Rechtspraak
Rechtbank Limburg (Locatie Roermond), 13 december 2017
ECLI:NL:RBLIM:2017:12159
werkneemster/werkgeefster
Feiten
Werkneemster is op 1 februari in dienst getreden bij werkgeefster. In de arbeidsovereenkomst is opgenomen dat op de arbeidsovereenkomst het “Arbeidsvoorwaardenreglement X” van toepassing is. Op 12 april 2016 hebben werkgeefster en de OR overeenstemming bereikt over onder meer wijziging van artikel 5.4 en 5.8 van het reglement. In het nieuwe artikel 5.4 van het reglement is bepaald dat de werknemer die aan het einde van de salarisschaal zit (120%) enkel met inachtneming van het bepaalde in artikel 5.8 nog de mogelijke collectieve verhoging zal ontvangen. In artikel 5.8 van het (nieuwe) reglement is bepaald dat de eventuele collectieve verhoging geldt voor, en is beperkt tot, werknemers tot en met het 120% niveau van de salarisschaal. Werkneemster start bij indiensttreding met een salaris van € 4.400 bruto per maand op fulltime basis, waardoor zij snel aan het maximale niveau van 120% zit. Als gevolg van bij indiensttreding gemaakte individuele afspraken groeit werkneemster nog door tot ruim boven het maximale niveau van 120%. In het ‘oude’ arbeidsvoorwaardenreglement is opgenomen dat alle werknemers (en dus ook werknemers die boven het 120% niveau van de salarisschaal zijn uitgestegen) aanspraak kunnen maken op de indexatie. Door de wijziging in het arbeidsvoorwaardenreglement vindt vanaf 1 augustus 2016 geen indexatie meer plaats voor werkneemster. Werkneemster vordert onder meer voor recht te verklaren dat zij aanspraak heeft op de eventuele collectieve jaarlijkse verhoging als genoemd in artikel 5.7 van het arbeidsvoorwaardenreglement 2012, alsmede achterstallig loon.
Oordeel
Artikel 17.1 van het reglement 2012 bepaalt onder meer: “Door acceptatie van het arbeidsvoorwaardenreglement zijn de werknemers, ook zonder dat een nadere instemming daarvoor nodig is, gebonden aan de in de toekomst tussen werkgeefster en de OR overeen te komen wijzigingen van het arbeidsvoorwaardenreglement.
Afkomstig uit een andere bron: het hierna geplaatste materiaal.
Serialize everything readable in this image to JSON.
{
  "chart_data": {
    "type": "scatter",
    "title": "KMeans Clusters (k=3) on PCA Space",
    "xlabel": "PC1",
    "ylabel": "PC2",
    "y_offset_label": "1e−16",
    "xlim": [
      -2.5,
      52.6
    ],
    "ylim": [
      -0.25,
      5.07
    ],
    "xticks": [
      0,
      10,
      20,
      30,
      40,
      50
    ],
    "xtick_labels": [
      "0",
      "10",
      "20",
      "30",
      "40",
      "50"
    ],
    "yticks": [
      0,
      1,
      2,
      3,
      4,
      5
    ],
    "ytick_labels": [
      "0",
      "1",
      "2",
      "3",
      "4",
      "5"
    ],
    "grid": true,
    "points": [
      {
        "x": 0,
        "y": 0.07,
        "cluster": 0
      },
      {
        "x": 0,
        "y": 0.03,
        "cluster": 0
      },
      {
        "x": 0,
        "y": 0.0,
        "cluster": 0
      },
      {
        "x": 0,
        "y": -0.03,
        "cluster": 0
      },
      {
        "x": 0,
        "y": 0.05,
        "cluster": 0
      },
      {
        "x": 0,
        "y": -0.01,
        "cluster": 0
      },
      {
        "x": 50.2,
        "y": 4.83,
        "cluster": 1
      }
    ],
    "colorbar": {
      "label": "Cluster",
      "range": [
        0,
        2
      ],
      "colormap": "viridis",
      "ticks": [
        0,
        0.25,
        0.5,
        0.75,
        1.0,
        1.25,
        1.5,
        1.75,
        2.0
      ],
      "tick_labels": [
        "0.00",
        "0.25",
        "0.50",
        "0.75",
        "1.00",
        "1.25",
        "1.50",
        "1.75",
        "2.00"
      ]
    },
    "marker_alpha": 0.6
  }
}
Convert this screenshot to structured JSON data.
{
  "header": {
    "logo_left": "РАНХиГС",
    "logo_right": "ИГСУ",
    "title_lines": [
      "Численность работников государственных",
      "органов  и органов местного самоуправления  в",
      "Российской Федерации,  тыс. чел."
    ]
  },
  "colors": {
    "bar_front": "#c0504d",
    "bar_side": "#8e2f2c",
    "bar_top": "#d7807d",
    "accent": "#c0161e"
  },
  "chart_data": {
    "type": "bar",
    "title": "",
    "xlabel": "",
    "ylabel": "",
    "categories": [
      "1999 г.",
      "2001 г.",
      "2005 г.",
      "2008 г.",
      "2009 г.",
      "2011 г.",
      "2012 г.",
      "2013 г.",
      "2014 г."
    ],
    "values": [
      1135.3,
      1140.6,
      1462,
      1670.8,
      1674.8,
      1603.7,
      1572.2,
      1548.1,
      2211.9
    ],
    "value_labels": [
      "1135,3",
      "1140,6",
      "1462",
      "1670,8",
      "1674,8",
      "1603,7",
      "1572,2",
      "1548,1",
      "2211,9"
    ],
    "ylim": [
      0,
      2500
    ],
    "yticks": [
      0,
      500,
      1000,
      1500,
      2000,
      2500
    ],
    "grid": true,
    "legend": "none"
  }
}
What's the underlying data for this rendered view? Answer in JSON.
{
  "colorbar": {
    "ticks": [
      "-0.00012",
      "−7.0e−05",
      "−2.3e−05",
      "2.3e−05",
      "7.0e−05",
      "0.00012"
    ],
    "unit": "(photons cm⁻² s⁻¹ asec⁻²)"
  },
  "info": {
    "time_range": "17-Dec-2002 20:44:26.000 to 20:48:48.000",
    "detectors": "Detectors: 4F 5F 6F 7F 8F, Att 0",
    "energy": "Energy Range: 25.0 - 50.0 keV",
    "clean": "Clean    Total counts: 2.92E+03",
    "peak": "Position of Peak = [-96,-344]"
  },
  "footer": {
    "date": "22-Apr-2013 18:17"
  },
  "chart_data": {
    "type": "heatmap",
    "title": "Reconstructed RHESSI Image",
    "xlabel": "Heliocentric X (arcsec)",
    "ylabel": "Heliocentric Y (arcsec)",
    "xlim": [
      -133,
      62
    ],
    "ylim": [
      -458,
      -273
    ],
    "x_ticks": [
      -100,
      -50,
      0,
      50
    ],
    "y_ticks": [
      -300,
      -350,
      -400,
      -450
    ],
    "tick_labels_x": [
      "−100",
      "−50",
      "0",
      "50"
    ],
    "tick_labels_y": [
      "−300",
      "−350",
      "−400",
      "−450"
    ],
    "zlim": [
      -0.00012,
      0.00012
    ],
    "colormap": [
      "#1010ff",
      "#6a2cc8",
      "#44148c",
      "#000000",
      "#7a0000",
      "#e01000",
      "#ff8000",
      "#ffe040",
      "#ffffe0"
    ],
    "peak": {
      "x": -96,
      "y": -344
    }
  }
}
Het bovenstaande laat onverlet dat werkgever bevoegd is het in dit arbeidsvoorwaardenreglement bepaalde te wijzigen indien werkgever daarbij een zodanig zwaarwichtig belang heeft dat het belang van werknemer dat door de wijzigingen zou worden geschaad daarvoor naar maatstaven van redelijkheid en billijkheid zou moeten wijken.” Naar het oordeel van de kantonrechter dient de toepassingsvolgorde van de bevoegdheid om tot wijziging van het arbeidsvoorwaardenreglement te worden gelezen in die zin dat werkgeefster met de OR een wijziging kan overeenkomen; lukt dat niet dan bestaat voor werkgeefster nog altijd de eenzijdige wijziging als bedoeld in artikel 7:613 BW, met inachtneming van het zwaarwegend belang. De ondernemingsraad heeft op grond van de wet geen instemmingsrecht over de hoogte van de beloning. De ondernemingsraad kan bij het ontbreken van een cao overleg voeren met de ondernemer over een collectieve regeling van arbeidsvoorwaarden en met hem tot overeenstemming komen. De werkgever heeft echter na overeenstemming met de ondernemingsraad het (stilzwijgend) akkoord nodig van de individuele werknemer. In dit geval bevat de individuele arbeidsovereenkomst een zogenoemd incorporatiebeding, dat inhoudt dat bestaande en toekomstige afspraken tussen ondernemer en ondernemingsraad doorwerken in de arbeidsovereenkomst. Door ondertekening van de arbeidsovereenkomst heeft werkneemster aldus ingestemd met het arbeidsvoorwaardenreglement en daarmee dit artikel 17.1, waarmee de OR de bevoegdheid krijgt om namens de individuele werknemers met de ondernemer te onderhandelen en wijzigingen overeen te komen. En zoals hiervoor reeds is overwogen geldt dat ook voor wijzigingen ten aanzien van de primaire arbeidsvoorwaarden. Geoordeeld wordt aldus dat sprake is geweest van een tweezijdige wijziging van het arbeidsvoorwaardenreglement. Gelet op het voorgaande dient de vordering van werkneemster te worden afgewezen.